Goldman remains “modestly pro-risk” in its asset allocation: The firm is overweight equities and commodities, and underweight bonds. Mueller-Glissmann said he still expects low returns for bonds their value as a hedge in a “risk off” trade is “likely to remain poor.”

This year though, cash was its best bet.

“U.S. cash was the asset class with the highest return and a tough benchmark on a risk-adjusted basis as volatility has started to pick up,” Mueller-Glissmann said. “Based on our forecasts, the reward for taking risk should improve in 2019 with a steeper efficient frontier, in particular due to higher returns for equities.”
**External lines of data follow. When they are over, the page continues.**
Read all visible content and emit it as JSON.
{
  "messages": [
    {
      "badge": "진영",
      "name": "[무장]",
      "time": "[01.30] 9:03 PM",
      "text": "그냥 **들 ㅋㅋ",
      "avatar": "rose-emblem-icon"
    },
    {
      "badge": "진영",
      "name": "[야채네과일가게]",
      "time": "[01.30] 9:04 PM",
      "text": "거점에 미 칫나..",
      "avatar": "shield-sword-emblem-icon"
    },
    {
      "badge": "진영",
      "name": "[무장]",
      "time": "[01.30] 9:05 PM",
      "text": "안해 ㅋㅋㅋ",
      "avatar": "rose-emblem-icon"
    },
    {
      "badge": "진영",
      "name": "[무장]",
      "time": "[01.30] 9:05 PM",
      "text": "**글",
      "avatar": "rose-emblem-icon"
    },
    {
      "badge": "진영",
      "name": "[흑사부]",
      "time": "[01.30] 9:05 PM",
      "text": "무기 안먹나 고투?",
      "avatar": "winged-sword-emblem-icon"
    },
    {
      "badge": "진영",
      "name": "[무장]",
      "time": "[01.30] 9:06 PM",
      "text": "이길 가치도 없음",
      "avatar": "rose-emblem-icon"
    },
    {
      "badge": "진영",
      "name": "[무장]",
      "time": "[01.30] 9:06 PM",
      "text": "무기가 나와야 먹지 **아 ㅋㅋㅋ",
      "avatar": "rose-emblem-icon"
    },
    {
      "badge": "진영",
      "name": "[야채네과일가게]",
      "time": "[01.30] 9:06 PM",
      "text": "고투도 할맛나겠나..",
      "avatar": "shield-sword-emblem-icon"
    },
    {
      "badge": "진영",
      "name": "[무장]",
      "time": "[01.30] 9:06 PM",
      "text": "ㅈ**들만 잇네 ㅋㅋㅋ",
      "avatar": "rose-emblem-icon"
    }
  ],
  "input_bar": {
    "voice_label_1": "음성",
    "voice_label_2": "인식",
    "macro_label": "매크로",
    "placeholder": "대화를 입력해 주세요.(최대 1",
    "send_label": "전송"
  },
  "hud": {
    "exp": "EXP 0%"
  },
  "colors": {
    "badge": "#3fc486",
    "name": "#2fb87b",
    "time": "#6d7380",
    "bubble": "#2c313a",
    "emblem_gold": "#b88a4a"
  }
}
This week, equities rallied after the announcement of a three-month pause on the U.S.-China tariff escalation and higher oil prices after Canadian supply cuts and expectations for an OPEC cut. But the exuberance likely won’t last into next year, Goldman said.

On a positive note, the London-based analyst said at the beginning of this year most assets were expensive. Those sky-high valuations have mostly declined year to date.

“This improves the outlook for medium-term returns, but we see a weaker expected macro backdrop in 2019 as likely to limit return potential,” he said.